For many years, this reason-based approach to AI dominated the field, with many experts convinced it would be a matter of years before they had created a machine that could meet or surpass human intelligence. Their optimism was met with a major infusion of government funding.

But, as it turns out, things were not that simple.

One of the main problems - which would prove to be a severely limiting factor - was that reason-based approaches to AI required complex programs based on vast amounts of data that needed to be put in by hand. Not only was it intensive, laborious, but it meant programs could only be as good as the humans who wrote them. Under this approach, there was no way computers could actually learn, or make inferences and deductions, beyond what they were specifically programmed to accomplish.

"It didn't work, I think, because a lot of the knowledge, the way we make decisions, isn't something we can explain in full details," said Yoshua Bengio, professor in the department of computer science and operations research and Canada Research Chair in statistical learning algorithms at the University of Montreal.

Prof. Bengio highlighted that under reason-based approaches to AI, machines couldn't comprehend natural language because it's such a complex function humans have been unable to write programs properly explaining it to computers.

These challenges resulted in serious setbacks to AI, causing funds to dry up and research priorities to be directed elsewhere.

Computer scientists who felt the future of AI depended on taking research in an entirely different direction began pursuing what is now known as machine learning. Although there are many sub-fields of AI, machine learning has become the dominant focus of research in recent years as experts made important breakthroughs that renewed hope in the mission to create intelligent machines.

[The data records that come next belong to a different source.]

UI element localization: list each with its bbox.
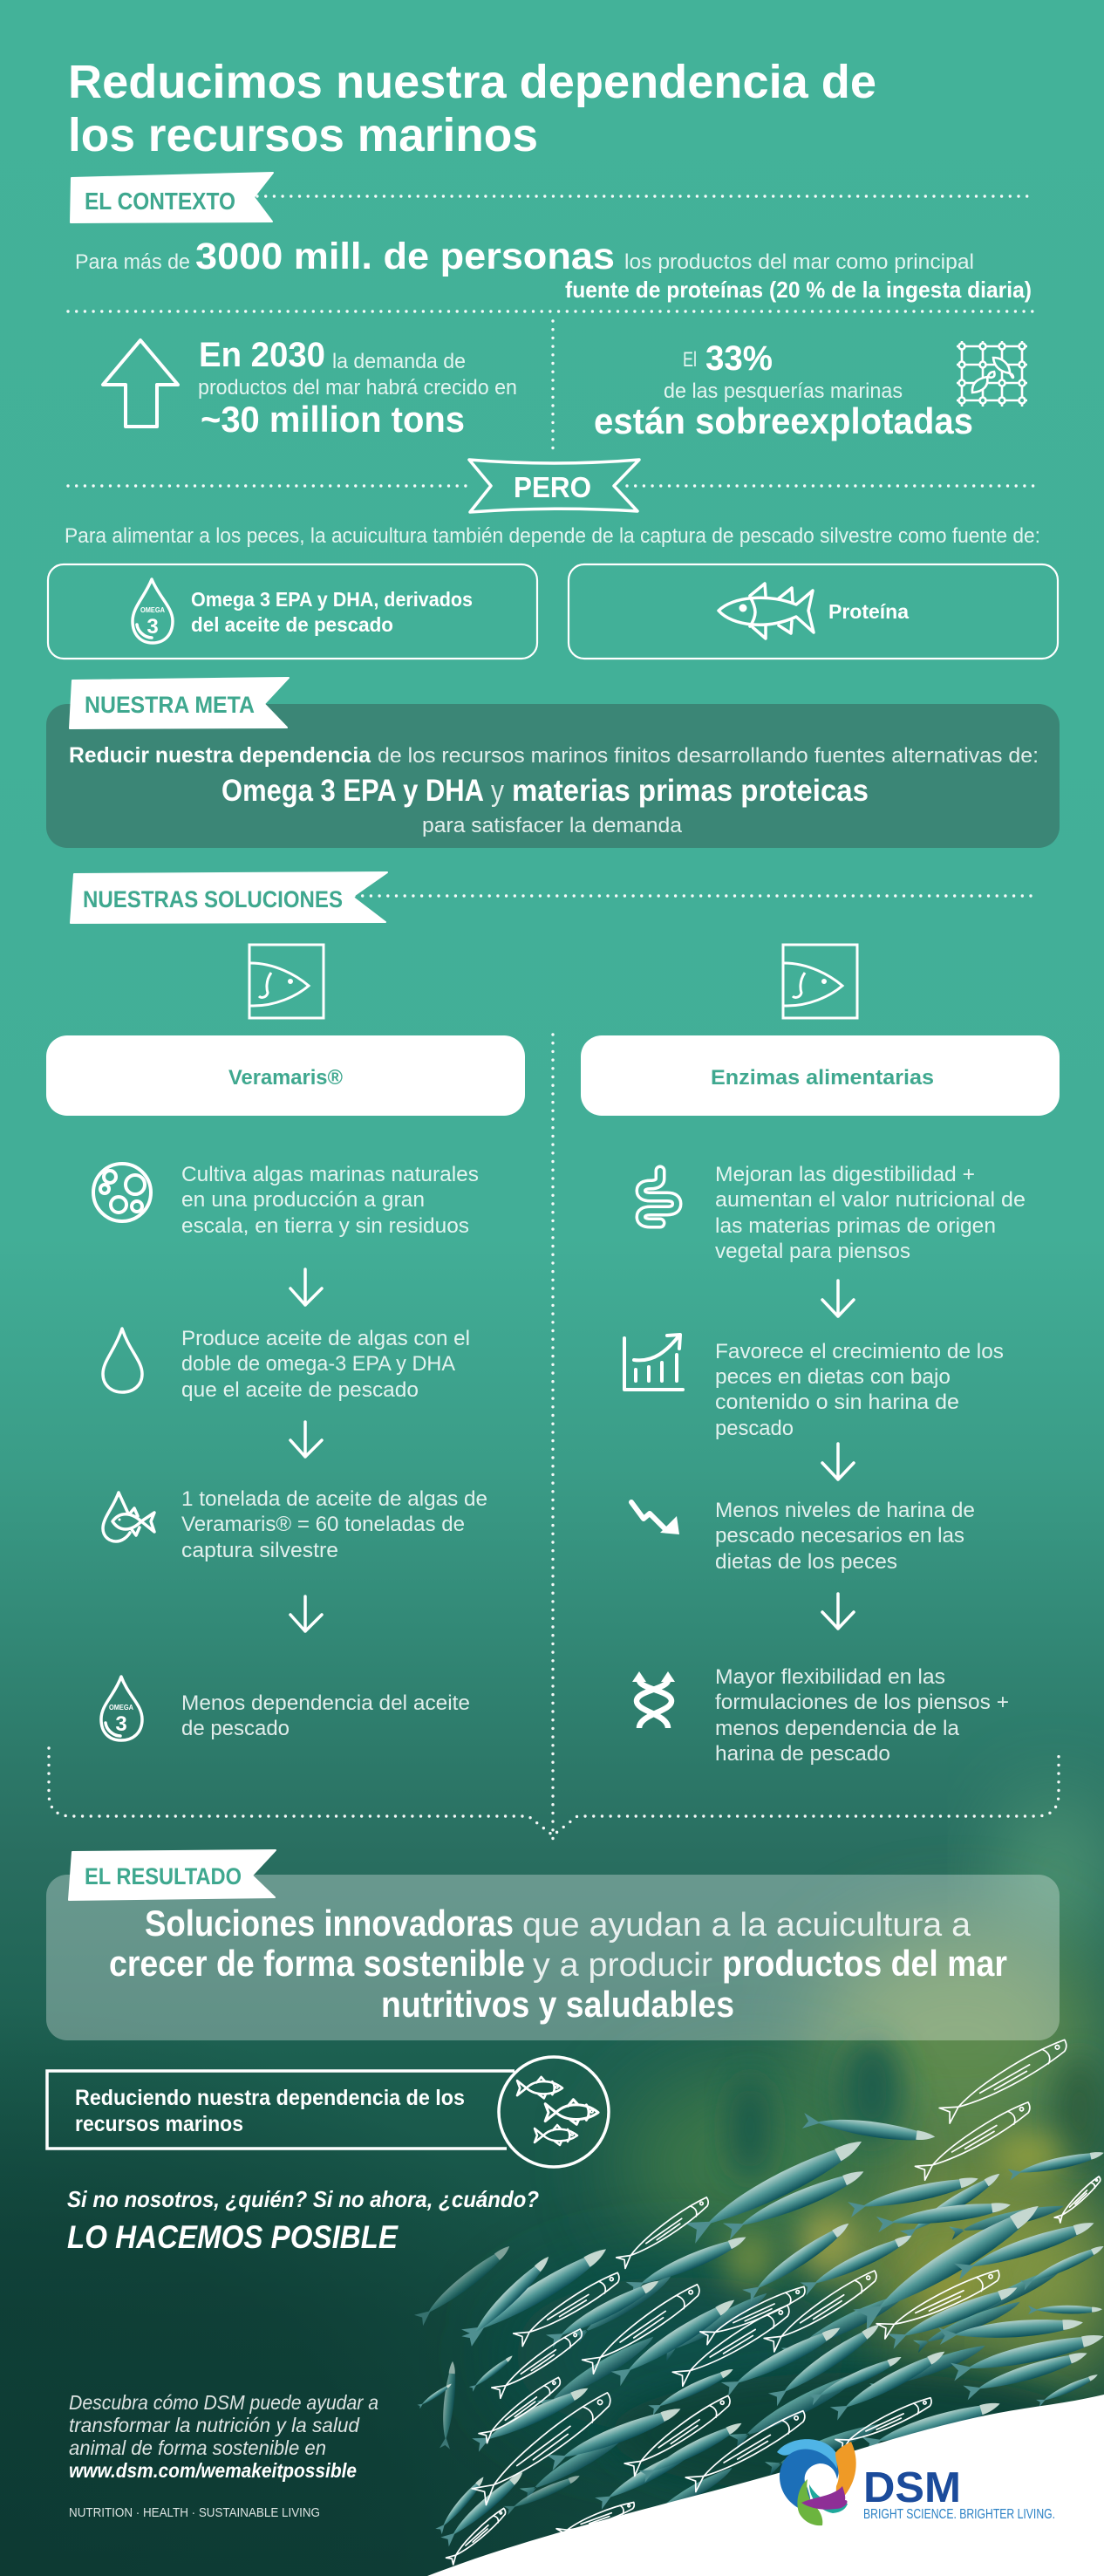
text: cultiva: [181, 1163, 479, 1238]
text block: 33% overexploited: de las pesquerías marinas: [664, 379, 903, 403]
text: footer tagline: NUTRITION · HEALTH · SUSTAINABLE LIVING: [69, 2505, 320, 2520]
panel: nuestra meta: Reducir nuestra dependencia: [69, 743, 371, 768]
text: mayor flexibilidad: formulaciones de los piensos +: [715, 1691, 1009, 1714]
text: favorece: Favorece el crecimiento de los: [715, 1340, 1004, 1363]
text: favorece: peces en dietas con bajo: [715, 1365, 951, 1389]
icon: omega drop: 3: [147, 615, 159, 639]
banner: nuestras soluciones: NUESTRAS SOLUCIONES: [83, 886, 343, 912]
icon: omega drop: OMEGA: [140, 606, 165, 614]
text: call to action: transformar la nutrición y la salud: [69, 2414, 360, 2436]
swimming fish: [414, 2113, 1104, 2546]
panel: nuestra meta: para satisfacer la demanda: [422, 814, 683, 837]
text block: 33% overexploited: están sobreexplotadas: [594, 400, 973, 441]
text block: 33% overexploited: 33%: [705, 339, 773, 378]
card: veramaris: Veramaris®: [228, 1066, 343, 1090]
text block: 3000 million people: 3000 mill. de personas: [195, 236, 615, 277]
banner: nuestra meta: [70, 678, 289, 728]
logo: DSM: DSM: [863, 2464, 961, 2511]
panel: el resultado: Soluciones innovadoras: [145, 1903, 514, 1944]
icon: drop with fish: [103, 1493, 154, 1541]
logo: DSM: [777, 2439, 1055, 2525]
text block: 33% overexploited: [594, 339, 973, 441]
text block: 3000 million people: [75, 236, 1032, 303]
panel: el resultado: y a producir: [533, 1947, 712, 1984]
text: favorece: [715, 1340, 1004, 1440]
arrow: [822, 1281, 854, 1316]
icon: omega drop: 3: [115, 1712, 127, 1736]
text block: 33% overexploited: El: [683, 348, 697, 372]
text block: 2030 demand: ~30 million tons: [201, 399, 465, 440]
text: call to action: Descubra cómo DSM puede ayudar a: [69, 2391, 378, 2414]
icon: fish: [719, 584, 814, 639]
slogan: [67, 2186, 539, 2255]
banner: nuestra meta: NUESTRA META: [85, 692, 255, 718]
text: mejoran: vegetal para piensos: [715, 1240, 910, 1263]
banner: el contexto: EL CONTEXTO: [85, 188, 235, 215]
text block: 3000 million people: fuente de proteínas (20 % de la ingesta diaria): [565, 277, 1032, 303]
text: mejoran: aumentan el valor nutricional de: [715, 1188, 1026, 1212]
panel: nuestra meta: de los recursos marinos finitos desarrollando fuentes alternativas de:: [378, 744, 1039, 768]
icon: algae cell: [93, 1164, 151, 1221]
panel: nuestra meta: materias primas proteicas: [512, 774, 869, 808]
text: call to action: www.dsm.com/wemakeitpossible: [69, 2459, 357, 2482]
panel: nuestra meta: Omega 3 EPA y DHA: [221, 774, 484, 808]
icon: omega drop: [101, 1677, 142, 1740]
icon: three fish: [517, 2077, 598, 2145]
text block: 2030 demand: [198, 336, 517, 440]
text: produce: doble de omega-3 EPA y DHA: [181, 1352, 455, 1376]
banner: pero: [469, 460, 639, 512]
banner: nuestras soluciones: [71, 872, 387, 923]
icon: decline arrow: [631, 1502, 679, 1534]
text: mayor flexibilidad: harina de pescado: [715, 1742, 890, 1766]
icon: up arrow: [103, 340, 178, 427]
text: menos dependencia: de pescado: [181, 1717, 290, 1740]
text: tonelada: [181, 1487, 487, 1562]
text: mejoran: Mejoran las digestibilidad +: [715, 1163, 975, 1186]
icon: drop: [103, 1329, 142, 1392]
text: menos niveles: Menos niveles de harina de: [715, 1499, 975, 1522]
text: tonelada: captura silvestre: [181, 1539, 338, 1562]
callout: reducing dependency: [47, 2057, 609, 2167]
logo mark: [777, 2439, 856, 2525]
slogan: LO HACEMOS POSIBLE: [67, 2219, 399, 2255]
arrow: [822, 1444, 854, 1479]
text block: 3000 million people: los productos del mar como principal: [624, 250, 974, 274]
card: enzimas alimentarias: Enzimas alimentarias: [711, 1066, 934, 1090]
title: los recursos marinos: [68, 109, 538, 161]
text: tonelada: Veramaris® = 60 toneladas de: [181, 1513, 465, 1536]
title: Reducimos nuestra dependencia de: [68, 56, 876, 108]
text: menos niveles: pescado necesarios en las: [715, 1524, 964, 1548]
panel: omega 3: [48, 564, 537, 659]
icon: fish head right: [783, 945, 857, 1018]
text: cultiva: Cultiva algas marinas naturales: [181, 1163, 479, 1186]
banner: el resultado: [69, 1850, 276, 1900]
panel: nuestra meta: y: [491, 775, 504, 808]
text block: 2030 demand: la demanda de: [332, 350, 466, 373]
panel: omega 3: Omega 3 EPA y DHA, derivados: [191, 588, 473, 611]
icon: dna: [632, 1671, 675, 1728]
icon: omega drop: [133, 579, 173, 643]
panel: omega 3: del aceite de pescado: [191, 613, 393, 636]
text: cultiva: en una producción a gran: [181, 1188, 425, 1212]
text: produce: [181, 1327, 470, 1402]
text: mayor flexibilidad: menos dependencia de la: [715, 1717, 960, 1740]
panel: el resultado: nutritivos y saludables: [381, 1984, 734, 2025]
icon: fishing net: [957, 341, 1027, 407]
panel: protein: [569, 564, 1058, 659]
icon: fish head left: [249, 945, 324, 1018]
dotted bracket: [49, 1748, 1059, 1835]
callout: reducing dependency: Reduciendo nuestra dependencia de los: [75, 2086, 465, 2110]
text: menos dependencia: Menos dependencia del aceite: [181, 1691, 470, 1715]
arrow: [822, 1594, 854, 1629]
kelp glow: [0, 1797, 1104, 2576]
arrow: [290, 1269, 322, 1305]
text block: 2030 demand: productos del mar habrá crecido en: [198, 376, 517, 400]
panel: el resultado: productos del mar: [722, 1943, 1007, 1984]
text block: 2030 demand: En 2030: [199, 336, 325, 374]
arrow: [290, 1422, 322, 1457]
text block: 3000 million people: Para más de: [75, 250, 190, 274]
callout: reducing dependency: recursos marinos: [75, 2112, 243, 2136]
text: call to action: [69, 2391, 378, 2482]
panel: protein: Proteína: [828, 600, 909, 623]
white curved corner: [427, 2395, 1104, 2576]
banner: el contexto: [71, 173, 273, 222]
text: mayor flexibilidad: Mayor flexibilidad en las: [715, 1665, 945, 1689]
card: enzimas alimentarias: [581, 1035, 1060, 1116]
banner: pero: PERO: [514, 471, 591, 503]
text: cultiva: escala, en tierra y sin residuos: [181, 1214, 469, 1238]
text: menos niveles: [715, 1499, 975, 1574]
text: favorece: contenido o sin harina de: [715, 1390, 959, 1414]
outlined fish: [446, 2037, 1103, 2566]
icon: intestine: [641, 1171, 677, 1223]
text: menos niveles: dietas de los peces: [715, 1550, 897, 1574]
panel: el resultado: que ayudan a la acuicultura a: [522, 1907, 971, 1944]
underwater photo: kelp and fish school: [0, 1797, 1104, 2576]
text: favorece: pescado: [715, 1417, 794, 1440]
text: produce: que el aceite de pescado: [181, 1378, 419, 1402]
text: produce: Produce aceite de algas con el: [181, 1327, 470, 1350]
text: menos dependencia: [181, 1691, 470, 1740]
icon: growth chart: [624, 1335, 683, 1390]
text: aquaculture dependency: Para alimentar a los peces, la acuicultura también depende de la captura de pescado silvestre como fuente de:: [65, 524, 1040, 548]
banner: el resultado: EL RESULTADO: [85, 1863, 242, 1889]
card: veramaris: [46, 1035, 525, 1116]
icon: omega drop: OMEGA: [109, 1704, 133, 1712]
panel: nuestra meta: [46, 704, 1060, 848]
text: call to action: animal de forma sostenible en: [69, 2436, 326, 2459]
text: mejoran: [715, 1163, 1026, 1263]
background fish: [520, 2200, 1067, 2526]
text: mejoran: las materias primas de origen: [715, 1214, 996, 1238]
arrow: [290, 1596, 322, 1631]
slogan: Si no nosotros, ¿quién? Si no ahora, ¿cuándo?: [67, 2186, 539, 2212]
panel: el resultado: crecer de forma sostenible: [109, 1943, 525, 1984]
text: tonelada: 1 tonelada de aceite de algas de: [181, 1487, 487, 1511]
title: [68, 56, 876, 161]
panel: el resultado: [46, 1875, 1060, 2040]
text: mayor flexibilidad: [715, 1665, 1009, 1766]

Machine learning also uses algorithms, but instead of reason and deduction, computers are able to generalize and "learn" by sifting through data.

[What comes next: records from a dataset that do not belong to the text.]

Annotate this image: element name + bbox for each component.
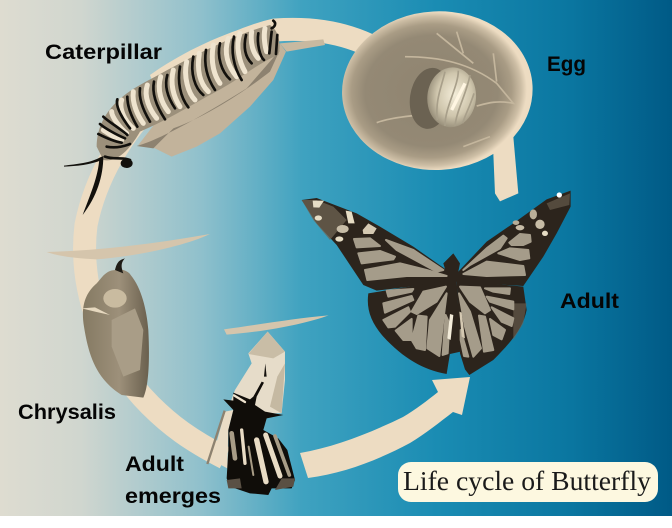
chrysalis highlight	[103, 289, 127, 308]
caterpillar on leaf	[64, 20, 325, 215]
leaf top edge	[150, 20, 273, 83]
cream segments	[103, 28, 267, 140]
egg ridges	[437, 71, 474, 126]
label: Chrysalis: Chrysalis	[18, 401, 116, 424]
leaf twig	[280, 39, 325, 52]
leaf veins	[377, 32, 513, 147]
chrysalis stem	[115, 258, 125, 273]
egg on leaf	[338, 6, 537, 201]
egg shadow	[406, 65, 454, 131]
egg	[424, 65, 479, 130]
folded wing stripes	[232, 395, 289, 482]
chrysalis	[47, 234, 210, 398]
caterpillar body	[97, 25, 280, 160]
leaf stem	[493, 137, 518, 201]
title badge	[398, 462, 658, 502]
label: Adult emerges: Adult	[125, 453, 184, 476]
emergence twig	[224, 315, 329, 335]
wings	[302, 191, 571, 375]
emerged body	[223, 382, 295, 495]
label: Caterpillar: Caterpillar	[45, 41, 162, 64]
black stripes	[98, 21, 277, 160]
caterpillar head filaments	[64, 157, 102, 167]
wing spots	[313, 192, 562, 340]
cream wing wedge	[212, 410, 233, 468]
adult emerging	[207, 382, 295, 495]
label: Egg: Egg	[547, 53, 586, 76]
wing tip shading	[302, 193, 570, 340]
hanging leaf	[138, 43, 286, 157]
wing cells	[354, 234, 531, 357]
adult butterfly	[302, 191, 571, 375]
empty chrysalis shell	[230, 332, 285, 413]
chrysalis twig	[47, 234, 210, 259]
shell slit	[264, 363, 267, 377]
label: Adult: Adult	[560, 290, 619, 313]
cycle ring arc	[85, 29, 375, 458]
leaf	[338, 6, 537, 175]
chrysalis body	[83, 269, 149, 398]
emerging chrysalis shell	[224, 315, 329, 413]
label: Adult emerges: emerges	[125, 485, 221, 508]
arrow: adult emerges to adult	[300, 377, 470, 478]
wing base shading	[227, 478, 295, 490]
support stick	[207, 411, 225, 464]
title badge: Life cycle of Butterfly	[403, 466, 651, 496]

That type of learning is geared toward narrow applications. For instance, computers at banks can analyze massive amounts of data in order to determine which customers are risky loan applicants. Search engines sort through millions of web pages to generate results, which become more refined and increasingly accurate as the machines learn which pages generate the most clicks.

Geoffrey Hinton, a computer science professor at the University of Toronto and leading AI expert, said one of the reasons machine learning holds so much promise is that today's computers have more power and memory, enabling researchers to input almost limitless amounts of data the machines can use to "learn" from.

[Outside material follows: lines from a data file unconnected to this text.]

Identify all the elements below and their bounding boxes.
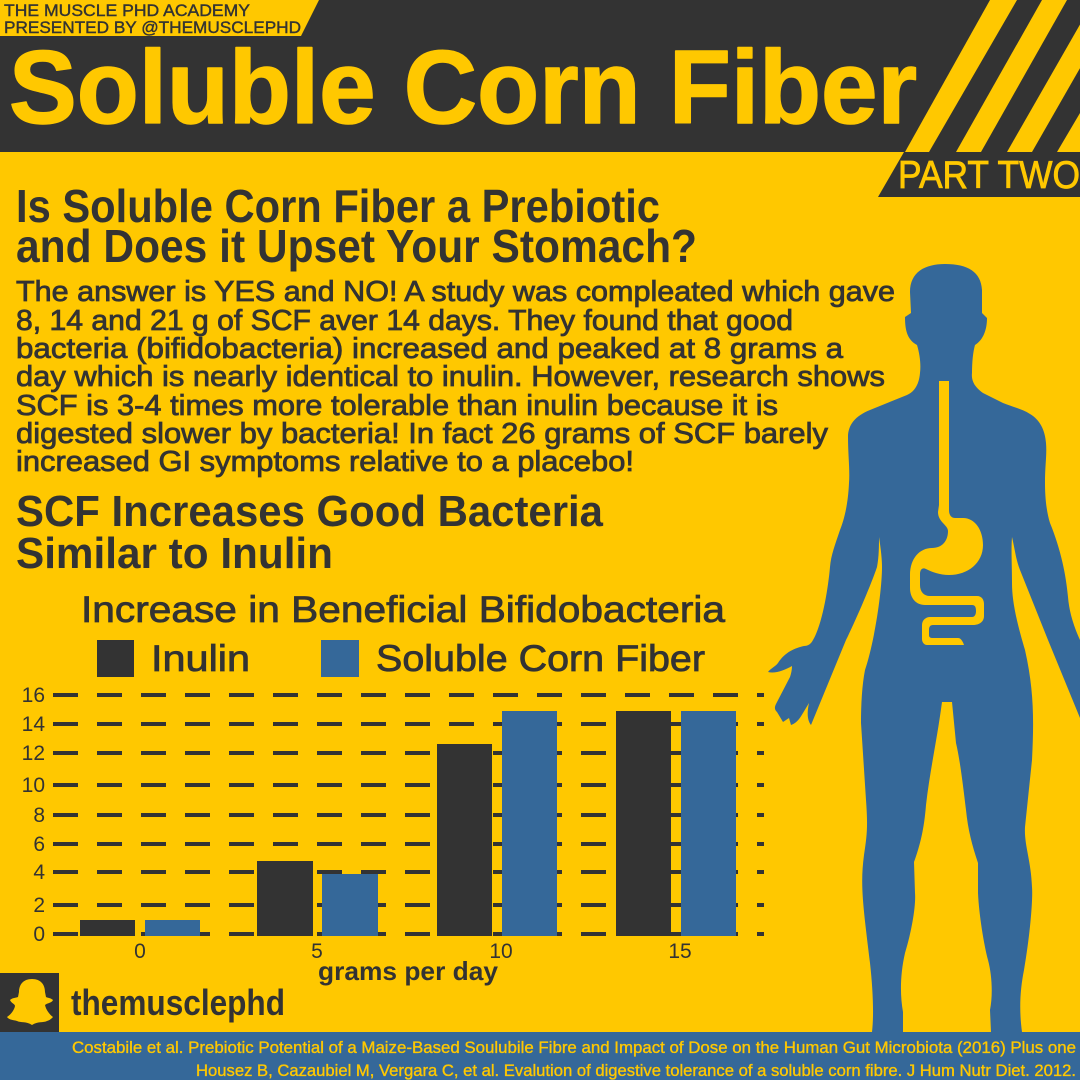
body text: increased GI symptoms relative to a placebo! — [16, 446, 634, 478]
footer citation bar — [0, 1032, 1080, 1080]
y axis labels: 10 — [22, 774, 45, 797]
chart legend: Inulin — [151, 638, 250, 679]
x axis labels — [134, 940, 692, 963]
bars: soluble corn fiber — [145, 711, 736, 936]
second heading — [16, 487, 603, 578]
main heading: and Does it Upset Your Stomach? — [16, 220, 697, 272]
bar chart — [22, 684, 764, 986]
second heading: SCF Increases Good Bacteria — [16, 487, 603, 536]
x axis labels: 10 — [489, 940, 513, 963]
x axis labels: 0 — [134, 940, 146, 963]
chart legend: Soluble Corn Fiber — [376, 638, 705, 679]
bars: inulin — [80, 711, 671, 936]
y axis labels: 0 — [33, 923, 45, 946]
header banner — [0, 0, 1080, 152]
y axis labels: 16 — [22, 684, 45, 707]
digestive tract icon — [910, 381, 984, 645]
hazard stripes — [905, 0, 1080, 152]
academy tag: PRESENTED BY @THEMUSCLEPHD — [4, 18, 301, 37]
body text: day which is nearly identical to inulin. However, research shows — [16, 361, 885, 393]
y axis labels: 2 — [33, 894, 45, 917]
footer citation bar: Costabile et al. Prebiotic Potential of a Maize-Based Soulubile Fibre and Impact of Dose on the Human Gut Microbiota (2016) Plus one — [72, 1038, 1076, 1057]
title: Soluble Corn Fiber — [9, 30, 917, 146]
body text: digested slower by bacteria! In fact 26 grams of SCF barely — [16, 418, 829, 450]
body text: 8, 14 and 21 g of SCF aver 14 days. They found that good — [16, 305, 793, 337]
icon: snapchat ghost — [7, 979, 53, 1025]
y axis labels: 4 — [33, 861, 45, 884]
body text: The answer is YES and NO! A study was compleated which gave — [16, 276, 895, 308]
academy tag — [0, 0, 319, 37]
y axis labels: 8 — [33, 804, 45, 827]
y axis labels: 14 — [22, 713, 45, 736]
academy tag: THE MUSCLE PHD ACADEMY — [4, 1, 250, 20]
y axis labels: 6 — [33, 833, 45, 856]
footer citation bar: Housez B, Cazaubiel M, Vergara C, et al. Evalution of digestive tolerance of a soluble corn fibre. J Hum Nutr Diet. 2012. — [196, 1061, 1076, 1080]
snapchat handle: themusclephd — [71, 982, 285, 1023]
x axis labels: 5 — [311, 940, 323, 963]
y axis labels — [22, 684, 45, 946]
main heading: Is Soluble Corn Fiber a Prebiotic — [16, 180, 660, 232]
x axis title: grams per day — [318, 956, 499, 986]
human body silhouette — [768, 264, 1080, 1032]
body text: SCF is 3-4 times more tolerable than inulin because it is — [16, 390, 778, 422]
main heading — [16, 180, 697, 272]
x axis labels: 15 — [668, 940, 692, 963]
chart title: Increase in Beneficial Bifidobacteria — [81, 589, 725, 630]
body text: bacteria (bifidobacteria) increased and peaked at 8 grams a — [16, 333, 844, 365]
snapchat badge — [0, 973, 285, 1032]
y axis labels: 12 — [22, 742, 45, 765]
second heading: Similar to Inulin — [16, 529, 333, 578]
body text — [16, 276, 895, 478]
chart legend — [97, 638, 705, 679]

"In the old days there was a limit to how much [machines]could learn," Prof. Hinton said. "Now that limit is disappearing."

Artificial intelligence milestones

Although references to intelligent mechanical devices date back to ancient times, artificial intelligence as we know it only began to emerge in the last several decades. A few major developments provide a glimpse at the milestones that has helped shape the field:

  • 1950: Computer scientist Alan Turing creates a test to see how well computers can behave like humans. In the Turing Test, as it is now known, human judges have typed conversations with a human and a machine. If the judge can't distinguish which is human and which is machine, the machine passes the test. The premise behind the test is that if a computer is able to fool someone into thinking it is human, then it could be considered "intelligent."
  • 1956: The Dartmouth Summer Research Conference on Artificial Intelligence, a month-long event, takes place, where pioneers in the field led by computer scientist John McCarthy are credited with establishing AI as a research discipline.
  • 1997: A computer named Deep Blue, developed by IBM manages to beat world champion Garry Kasparov in a chess match. Mr. Kasparov accused IBM of cheating and demanded a re-match, but the company refused. Regardless, the event is regarded as evidence of intelligent machines.
  • 2011: Watson, an artificial intelligence computer system developed by Watson, beats two humans at the game show Jeopardy! It's considered a landmark achievement because Watson was able to answer questions posed in human language, which has been a major obstacle to AI researchers.